Canadian women’s baseball team honours late longtime player during Friendship Series against USA
This week, the Canadian girls’s nationwide baseball workforce is enjoying its first video games in opposition to a world workforce in three years with heavy hearts.
Canada and the USA are competing in a five-game Girls’s Baseball Friendship Collection, which started Thursday and ends Monday at Baseball Central in Thunder Bay, Ont.
It marks the primary aggressive sequence for Workforce Canada since 2019 as a result of pandemic, however a well-known face is lacking.
Amanda Asay, one of many longest-tenured members of the nationwide workforce, died in a snowboarding accident in January at age 33.
- WATCH | Canada supervisor Ashley Stephenson remembers buddy Amanda Asay:
Ashley Stephenson, who made her debut this week as Workforce Canada’s supervisor, took to the diamond alongside Asay for 14 years throughout her enjoying profession after which coached her the final couple of years.
“Amanda was an excellent buddy of mine. She was in all probability the most effective teammate I ever had. Unbelievable competitor — she was our chief, our captain,” Stephenson mentioned, struggling to carry again tears, after a workforce apply earlier than the beginning of the sequence.
“That is the primary 12 months we have not had her with us since 2005, [when] she began. So it will be an emotional time for our group. She was a competitor and we’re going to ensure we play the suitable approach for her.”
Asay was acknowledged earlier than the beginning of Sport 1 on Thursday with a second of silence, and her dad and mom — Loris and George — had been welcomed onto the sector.
The Canadian gamers are sporting a particular patch on their proper sleeve with the phrase Ace — Asay’s nickname — and her No. 19. The nationwide girls’s workforce retired the quantity earlier this 12 months.

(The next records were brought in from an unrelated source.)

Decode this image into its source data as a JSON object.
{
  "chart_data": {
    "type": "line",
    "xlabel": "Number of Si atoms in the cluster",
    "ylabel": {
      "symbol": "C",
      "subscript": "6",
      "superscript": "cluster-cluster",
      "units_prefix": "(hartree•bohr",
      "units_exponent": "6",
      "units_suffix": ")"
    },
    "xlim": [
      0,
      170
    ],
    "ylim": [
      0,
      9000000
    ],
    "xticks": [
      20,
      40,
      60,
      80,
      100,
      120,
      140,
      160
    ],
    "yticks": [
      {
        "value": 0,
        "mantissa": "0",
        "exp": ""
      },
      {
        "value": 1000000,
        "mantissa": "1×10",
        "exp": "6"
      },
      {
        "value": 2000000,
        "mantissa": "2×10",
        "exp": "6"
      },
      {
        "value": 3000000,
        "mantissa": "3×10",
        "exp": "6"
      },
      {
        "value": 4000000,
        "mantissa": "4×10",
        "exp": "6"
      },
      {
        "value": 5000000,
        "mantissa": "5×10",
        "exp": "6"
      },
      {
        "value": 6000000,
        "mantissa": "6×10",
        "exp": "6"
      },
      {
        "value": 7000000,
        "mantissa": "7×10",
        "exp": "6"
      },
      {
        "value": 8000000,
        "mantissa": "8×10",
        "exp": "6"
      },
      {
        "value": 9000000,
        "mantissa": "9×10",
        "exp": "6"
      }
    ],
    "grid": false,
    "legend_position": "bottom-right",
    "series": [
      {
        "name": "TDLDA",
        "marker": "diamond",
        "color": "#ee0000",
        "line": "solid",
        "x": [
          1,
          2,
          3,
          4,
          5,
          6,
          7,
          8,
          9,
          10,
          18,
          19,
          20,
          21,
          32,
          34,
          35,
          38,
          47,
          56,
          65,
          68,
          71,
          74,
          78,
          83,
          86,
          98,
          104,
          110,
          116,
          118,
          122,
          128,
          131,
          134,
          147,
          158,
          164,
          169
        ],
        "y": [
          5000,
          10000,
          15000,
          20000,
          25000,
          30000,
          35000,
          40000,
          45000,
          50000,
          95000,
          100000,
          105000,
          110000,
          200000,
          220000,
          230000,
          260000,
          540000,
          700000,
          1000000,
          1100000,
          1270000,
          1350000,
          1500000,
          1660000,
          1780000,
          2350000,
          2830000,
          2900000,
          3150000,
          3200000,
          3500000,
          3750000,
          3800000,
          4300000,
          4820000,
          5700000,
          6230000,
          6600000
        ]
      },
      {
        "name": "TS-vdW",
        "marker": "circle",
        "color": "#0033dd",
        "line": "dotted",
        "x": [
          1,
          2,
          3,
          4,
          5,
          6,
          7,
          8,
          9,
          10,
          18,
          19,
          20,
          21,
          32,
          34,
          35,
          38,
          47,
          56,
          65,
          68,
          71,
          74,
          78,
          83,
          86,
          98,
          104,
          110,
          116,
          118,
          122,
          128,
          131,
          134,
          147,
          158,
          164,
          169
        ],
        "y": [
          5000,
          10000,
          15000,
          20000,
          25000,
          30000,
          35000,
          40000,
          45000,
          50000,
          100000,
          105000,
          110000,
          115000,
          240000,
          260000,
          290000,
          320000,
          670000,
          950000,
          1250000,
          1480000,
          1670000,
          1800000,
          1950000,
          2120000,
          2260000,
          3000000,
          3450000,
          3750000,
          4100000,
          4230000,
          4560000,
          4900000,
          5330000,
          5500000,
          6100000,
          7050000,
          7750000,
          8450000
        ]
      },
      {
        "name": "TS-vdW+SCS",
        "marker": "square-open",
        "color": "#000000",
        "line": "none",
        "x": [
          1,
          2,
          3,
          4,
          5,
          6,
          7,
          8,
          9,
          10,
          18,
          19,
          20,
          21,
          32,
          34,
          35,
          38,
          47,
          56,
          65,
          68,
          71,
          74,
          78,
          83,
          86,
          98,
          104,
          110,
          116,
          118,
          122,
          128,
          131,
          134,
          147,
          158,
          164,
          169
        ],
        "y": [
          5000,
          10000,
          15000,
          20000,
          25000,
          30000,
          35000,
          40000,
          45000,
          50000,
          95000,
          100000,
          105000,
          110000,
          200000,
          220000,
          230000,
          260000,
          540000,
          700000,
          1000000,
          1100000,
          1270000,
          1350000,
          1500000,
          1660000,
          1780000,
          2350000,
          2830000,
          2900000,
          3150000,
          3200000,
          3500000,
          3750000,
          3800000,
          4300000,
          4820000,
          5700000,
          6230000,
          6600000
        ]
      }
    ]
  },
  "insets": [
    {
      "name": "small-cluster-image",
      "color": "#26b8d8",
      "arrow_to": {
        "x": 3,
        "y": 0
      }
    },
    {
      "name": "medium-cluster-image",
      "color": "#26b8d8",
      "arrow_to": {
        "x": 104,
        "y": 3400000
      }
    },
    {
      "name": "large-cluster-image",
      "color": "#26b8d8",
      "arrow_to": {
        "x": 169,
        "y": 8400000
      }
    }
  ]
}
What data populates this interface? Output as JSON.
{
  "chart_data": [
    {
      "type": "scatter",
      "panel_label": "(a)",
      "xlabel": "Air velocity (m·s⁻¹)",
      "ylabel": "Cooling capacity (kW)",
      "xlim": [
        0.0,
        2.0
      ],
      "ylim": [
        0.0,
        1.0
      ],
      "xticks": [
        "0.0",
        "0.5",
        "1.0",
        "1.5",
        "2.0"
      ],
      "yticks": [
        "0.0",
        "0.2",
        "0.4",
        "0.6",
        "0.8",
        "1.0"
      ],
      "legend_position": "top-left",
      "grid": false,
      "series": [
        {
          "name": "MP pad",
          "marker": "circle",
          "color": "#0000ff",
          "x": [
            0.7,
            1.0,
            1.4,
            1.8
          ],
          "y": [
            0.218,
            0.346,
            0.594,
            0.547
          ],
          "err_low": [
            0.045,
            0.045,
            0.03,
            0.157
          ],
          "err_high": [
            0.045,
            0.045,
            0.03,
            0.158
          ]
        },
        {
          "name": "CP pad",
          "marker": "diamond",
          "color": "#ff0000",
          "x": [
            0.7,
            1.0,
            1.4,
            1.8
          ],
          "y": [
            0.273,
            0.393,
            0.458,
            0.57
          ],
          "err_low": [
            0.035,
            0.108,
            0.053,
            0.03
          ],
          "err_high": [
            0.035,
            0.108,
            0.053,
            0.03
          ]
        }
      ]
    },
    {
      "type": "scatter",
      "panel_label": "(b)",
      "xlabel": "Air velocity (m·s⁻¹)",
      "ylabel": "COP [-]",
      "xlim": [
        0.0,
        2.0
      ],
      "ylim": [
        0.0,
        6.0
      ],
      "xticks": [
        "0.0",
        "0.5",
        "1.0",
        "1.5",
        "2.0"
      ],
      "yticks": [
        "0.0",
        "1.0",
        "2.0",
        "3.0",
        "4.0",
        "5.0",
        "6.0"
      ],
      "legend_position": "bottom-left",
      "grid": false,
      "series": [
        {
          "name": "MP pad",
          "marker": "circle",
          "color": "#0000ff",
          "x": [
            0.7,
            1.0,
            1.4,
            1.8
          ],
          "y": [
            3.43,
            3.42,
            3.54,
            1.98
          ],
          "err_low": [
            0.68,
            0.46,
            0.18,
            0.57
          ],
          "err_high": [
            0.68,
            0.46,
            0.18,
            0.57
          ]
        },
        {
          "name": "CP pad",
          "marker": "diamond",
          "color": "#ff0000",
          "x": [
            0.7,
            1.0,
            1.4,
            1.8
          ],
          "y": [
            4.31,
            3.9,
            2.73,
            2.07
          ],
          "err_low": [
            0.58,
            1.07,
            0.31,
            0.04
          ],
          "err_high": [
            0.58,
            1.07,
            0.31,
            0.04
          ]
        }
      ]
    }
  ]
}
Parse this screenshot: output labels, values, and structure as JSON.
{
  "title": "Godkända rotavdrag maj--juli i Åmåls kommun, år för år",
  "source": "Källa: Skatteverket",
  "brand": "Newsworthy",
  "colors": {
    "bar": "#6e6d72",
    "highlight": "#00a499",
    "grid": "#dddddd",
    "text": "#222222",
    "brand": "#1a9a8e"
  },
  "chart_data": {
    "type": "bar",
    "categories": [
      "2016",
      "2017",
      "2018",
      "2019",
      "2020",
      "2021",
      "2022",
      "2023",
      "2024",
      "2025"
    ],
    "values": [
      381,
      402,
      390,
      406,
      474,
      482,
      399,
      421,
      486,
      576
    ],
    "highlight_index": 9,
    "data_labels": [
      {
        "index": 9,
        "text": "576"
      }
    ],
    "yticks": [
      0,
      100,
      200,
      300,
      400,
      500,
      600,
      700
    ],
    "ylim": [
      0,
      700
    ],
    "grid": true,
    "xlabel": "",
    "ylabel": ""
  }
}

The gamers all sport No. 19 on their apply shirts.
Each a pitcher and first-base participant, Asay joined the nationwide workforce in 2005. She was a five-time Girls’s Baseball World Cup medallist, enjoying for the Canadian groups that gained silver in 2008 and 2016, and claimed bronze in 2006, 2012 and 2018.
Asay was additionally a key member of the Canadian workforce that earned silver on the 2015 Pan Am Video games in Toronto, the primary time girls’s baseball was included in main multi-sport video games.
Asay was acknowledged twice because the nationwide workforce’s most precious participant, receiving the honour in 2006 and 2016.
Claire Eccles, an outfielder and pitcher from Surrey, B.C., has spent eight years on the nationwide workforce — all of them, up till now, with Asay.
“She was a large, large a part of the workforce,” Eccles mentioned. “There’s positively a void there. I’ve performed along with her since I used to be 16 and first made the workforce. I’ve by no means stepped on the sector with out her.
“I feel all of us have her in our hearts. We’re positively enjoying for her this 12 months. She deserves to be honoured for all the pieces she’s executed.”
- WATCH | Claire Eccles says Amanda Asay is within the workforce’s coronary heart:
Zoe Hicks, who performs third base, can be in Thunder Bay and making her first look with the Canadian nationwide workforce.
She mentioned whereas she did not personally know Asay, her legacy and presence are nonetheless felt all through this system.
“She simply confirmed everybody methods to go about all the pieces. How she did all the pieces was how she did something,” Hicks mentioned. “She represented Canada in the easiest way. On the sector, off the sector, low season, on season, she was all the time the toughest employee asking the suitable questions.
“She was simply inspiring to everybody.”